Under current staffing levels, numerous beats are regularly left “open” because there simply aren’t enough bodies per shift to go around. That doesn’t mean that officers don’t respond to those areas if trouble arises, but it may mean slower response times or less proactive enforcement as resources are concentrated elsewhere.
Officers say current staffing levels are leading to open beats — often in the hills, because calls for service are so much lower there — on a much more regular basis than ever before.

Behind the scenes, the city has been discussing the issue of beat realignment since at least late 2012. This week marks the city’s first explanation of what that process will entail, and how the public can weigh in.
According to the city manager’s March 25 memo, “Matrix will analyze population, geography, patrol deployment, staffing levels, officer workload, calls for service, proactive patrol time, response times, crime data, industry standards and best practices and the need for flexible units to respond to identified crime trends, as well as the costs associated with service delivery. Additionally, Matrix will assess community perceptions and priorities through the use of surveys and community meetings.”
Recommended changes to the beat map will take various factors into account: the even distribution of workload, boundaries that reflect “efficient routes of travel,” and the minimization of both natural barriers and neighborhood divisions.
Proposed changes will come before the Berkeley City Council for review and discussion later this year.
The department is asking anyone who lives or works in Berkeley, and also visitors to the city, to fill out a brief survey to share their thoughts and ideas. The deadline for responses is April 11.
According to a brief introduction that precedes the survey, “the study is designed to ensure the best allocation of existing patrol resources rather than add new staff.”
The introduction also promises anonymity for participants, adding, “there are no identifiers.”
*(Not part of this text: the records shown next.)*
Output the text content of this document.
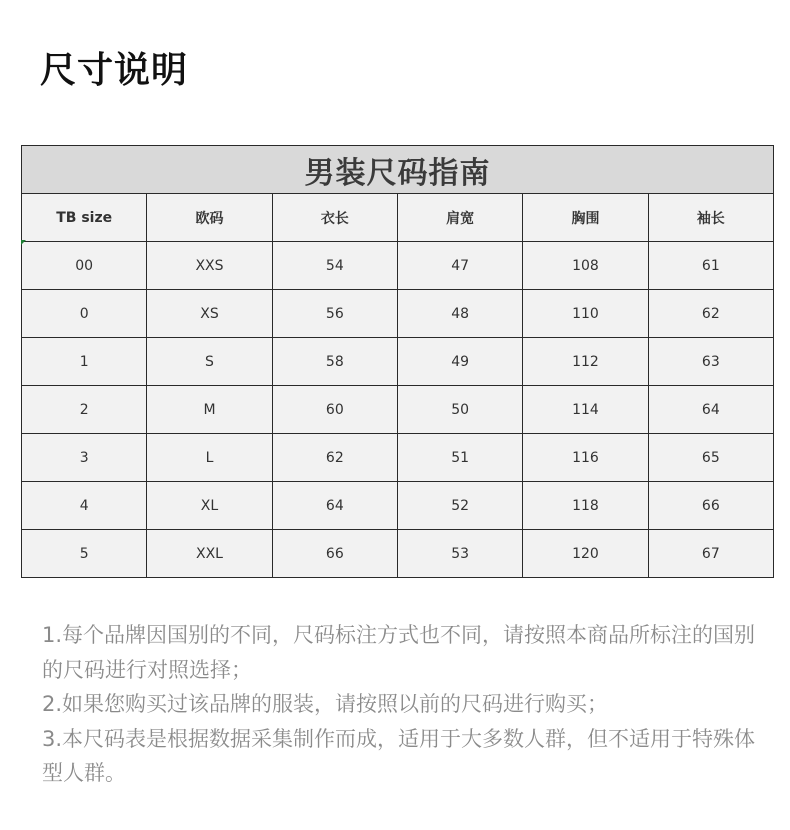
尺寸说明
男装尺码指南					
TB size	欧码	衣长	肩宽	胸围	袖长
00	XXS	54	47	108	61
0	XS	56	48	110	62
1	S	58	49	112	63
2	M	60	50	114	64
3	L	62	51	116	65
4	XL	64	52	118	66
5	XXL	66	53	120	67

1.每个品牌因国别的不同，尺码标注方式也不同，请按照本商品所标注的国别的尺码进行对照选择；

2.如果您购买过该品牌的服装，请按照以前的尺码进行购买；

3.本尺码表是根据数据采集制作而成，适用于大多数人群，但不适用于特殊体型人群。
Anyone who has questions about the survey can call Matrix project manager Richard Brady at 650-858-0507, or email him at rbrady@matrixcg.net. (According to his bio on the Matrix website, Brady is also the company’s president, and has completed more than “300 organizational and staffing studies of every local government service” during his 30 years of experience.)
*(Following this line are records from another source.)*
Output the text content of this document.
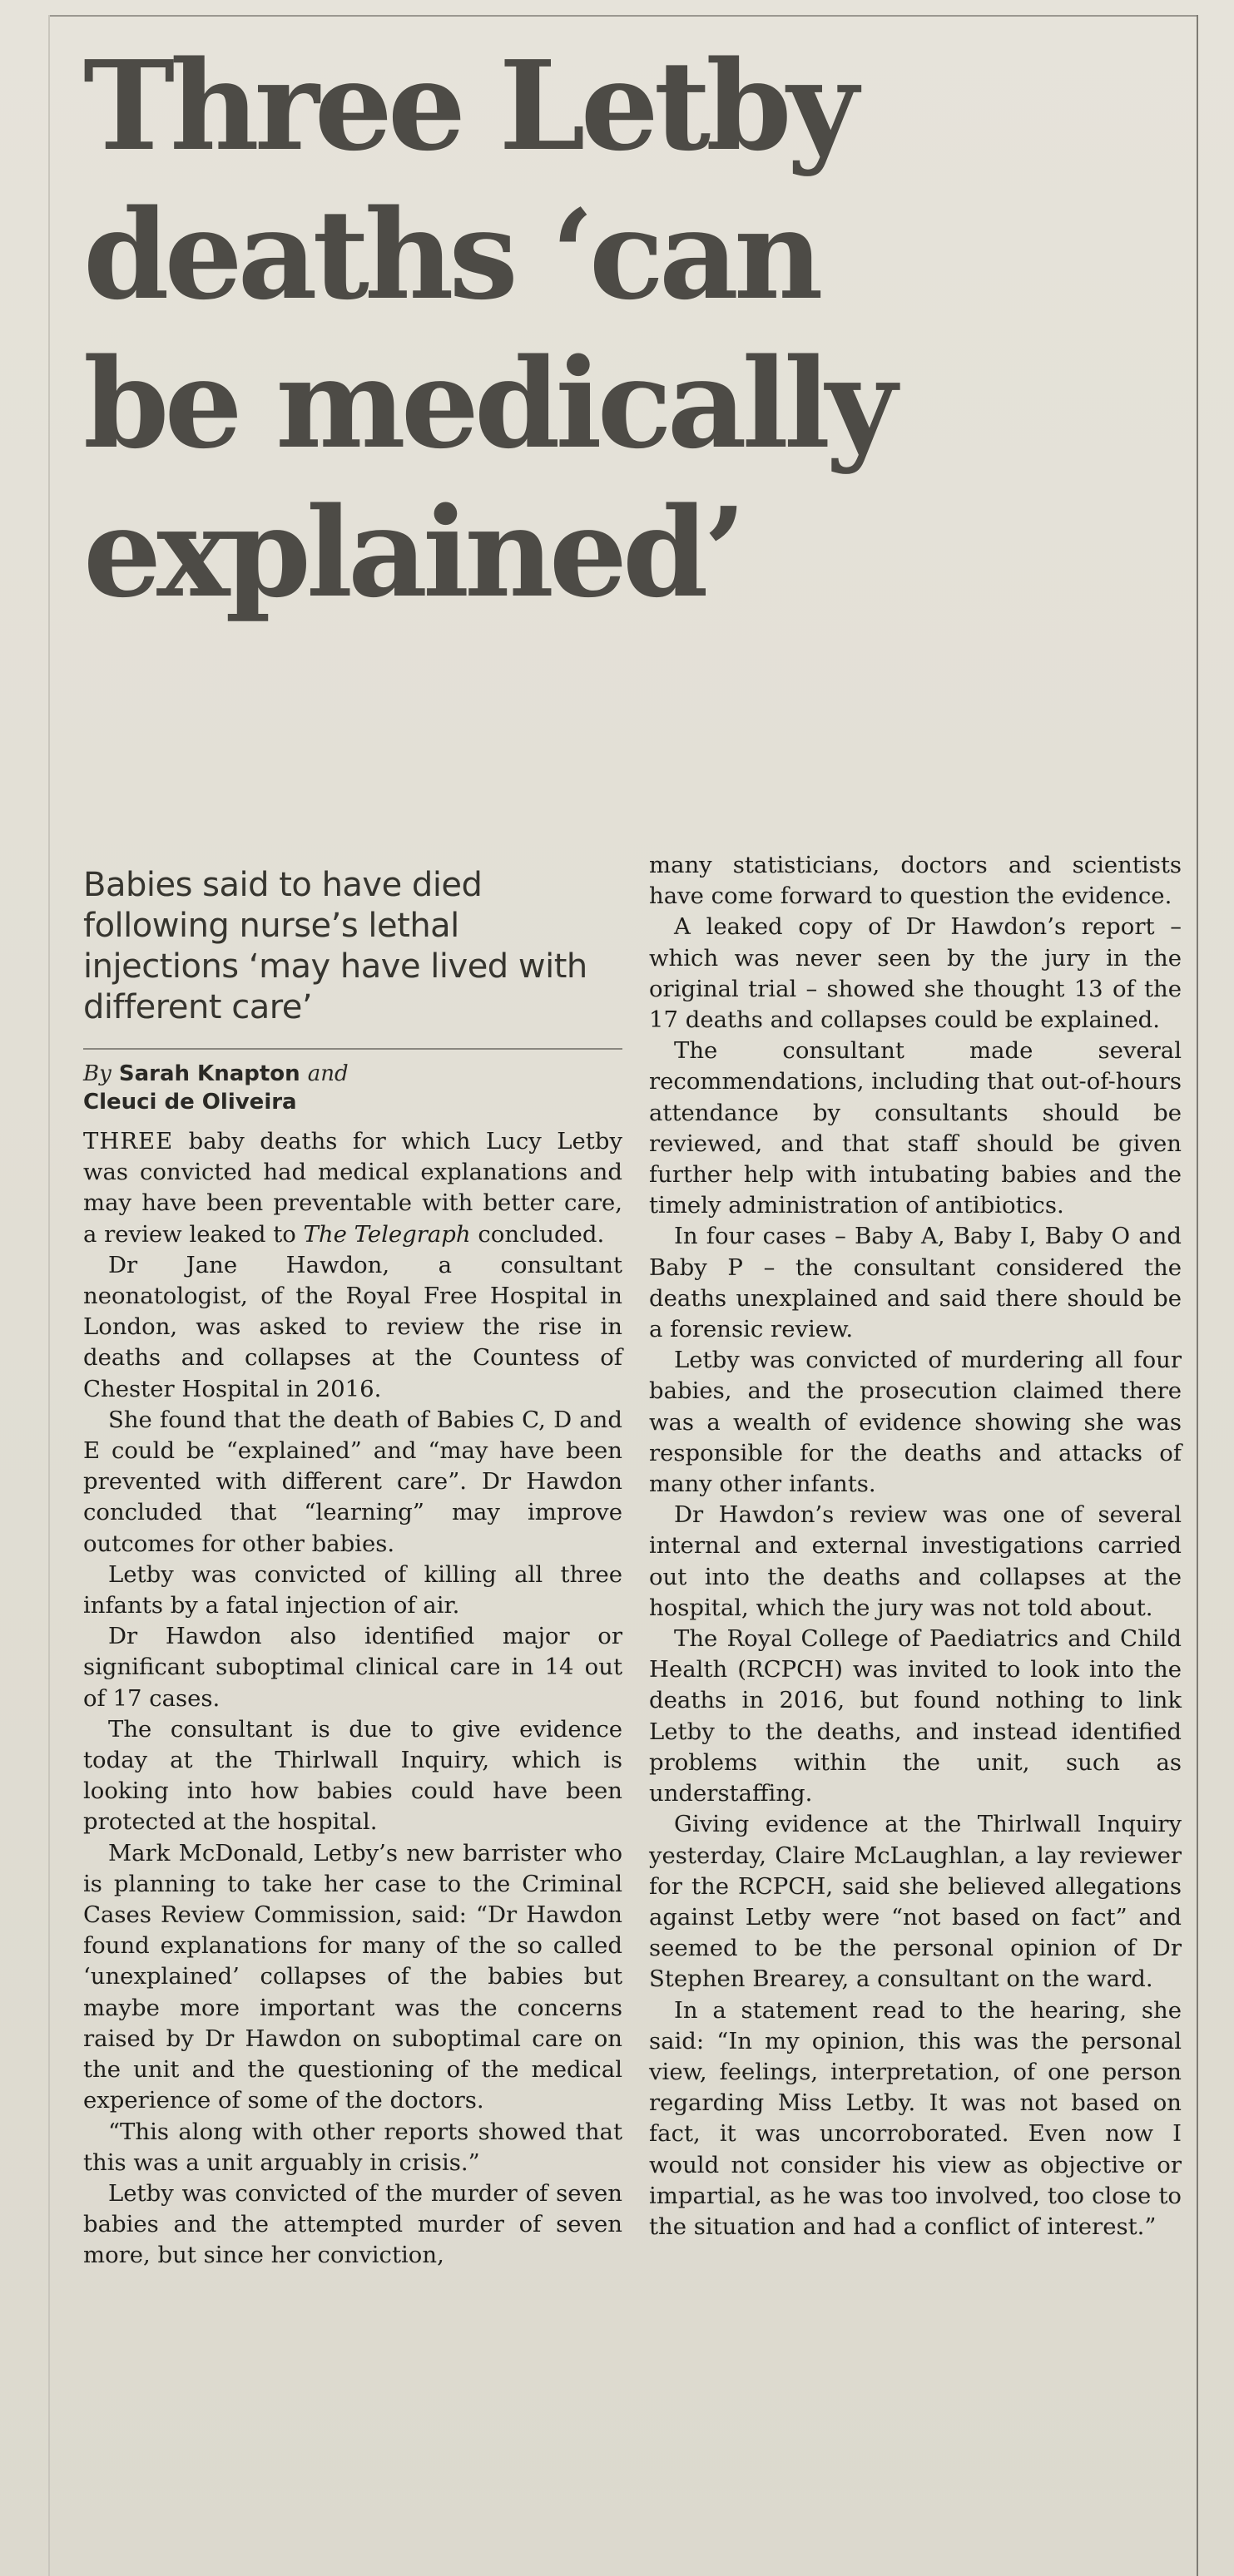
Three Letby
deaths ‘can
be medically
explained’

Babies said to have died following nurse’s lethal injections ‘may have lived with different care’

By Sarah Knapton and
Cleuci de Oliveira

THREE baby deaths for which Lucy Letby was convicted had medical explanations and may have been preventable with better care, a review leaked to The Telegraph concluded.

Dr Jane Hawdon, a consultant neonatologist, of the Royal Free Hospital in London, was asked to review the rise in deaths and collapses at the Countess of Chester Hospital in 2016.

She found that the death of Babies C, D and E could be “explained” and “may have been prevented with different care”. Dr Hawdon concluded that “learning” may improve outcomes for other babies.

Letby was convicted of killing all three infants by a fatal injection of air.

Dr Hawdon also identified major or significant suboptimal clinical care in 14 out of 17 cases.

The consultant is due to give evidence today at the Thirlwall Inquiry, which is looking into how babies could have been protected at the hospital.

Mark McDonald, Letby’s new barrister who is planning to take her case to the Criminal Cases Review Commission, said: “Dr Hawdon found explanations for many of the so called ‘unexplained’ collapses of the babies but maybe more important was the concerns raised by Dr Hawdon on suboptimal care on the unit and the questioning of the medical experience of some of the doctors.

“This along with other reports showed that this was a unit arguably in crisis.”

Letby was convicted of the murder of seven babies and the attempted murder of seven more, but since her conviction,

many statisticians, doctors and scientists have come forward to question the evidence.

A leaked copy of Dr Hawdon’s report – which was never seen by the jury in the original trial – showed she thought 13 of the 17 deaths and collapses could be explained.

The consultant made several recommendations, including that out-of-hours attendance by consultants should be reviewed, and that staff should be given further help with intubating babies and the timely administration of antibiotics.

In four cases – Baby A, Baby I, Baby O and Baby P – the consultant considered the deaths unexplained and said there should be a forensic review.

Letby was convicted of murdering all four babies, and the prosecution claimed there was a wealth of evidence showing she was responsible for the deaths and attacks of many other infants.

Dr Hawdon’s review was one of several internal and external investigations carried out into the deaths and collapses at the hospital, which the jury was not told about.

The Royal College of Paediatrics and Child Health (RCPCH) was invited to look into the deaths in 2016, but found nothing to link Letby to the deaths, and instead identified problems within the unit, such as understaffing.

Giving evidence at the Thirlwall Inquiry yesterday, Claire McLaughlan, a lay reviewer for the RCPCH, said she believed allegations against Letby were “not based on fact” and seemed to be the personal opinion of Dr Stephen Brearey, a consultant on the ward.

In a statement read to the hearing, she said: “In my opinion, this was the personal view, feelings, interpretation, of one person regarding Miss Letby. It was not based on fact, it was uncorroborated. Even now I would not consider his view as objective or impartial, as he was too involved, too close to the situation and had a conflict of interest.”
Council members have each been asked to set up a community meeting for their district, where both Matrix and Berkeley Police staff will present information about the beat analysis and seek community input.
Daniel said in the memo that the results of the process will be presented at a council meeting before the fiscal year ends June 30.
[Editor’s Note: The original headline of this story was updated to better reflect the unfolding beat realignment process.]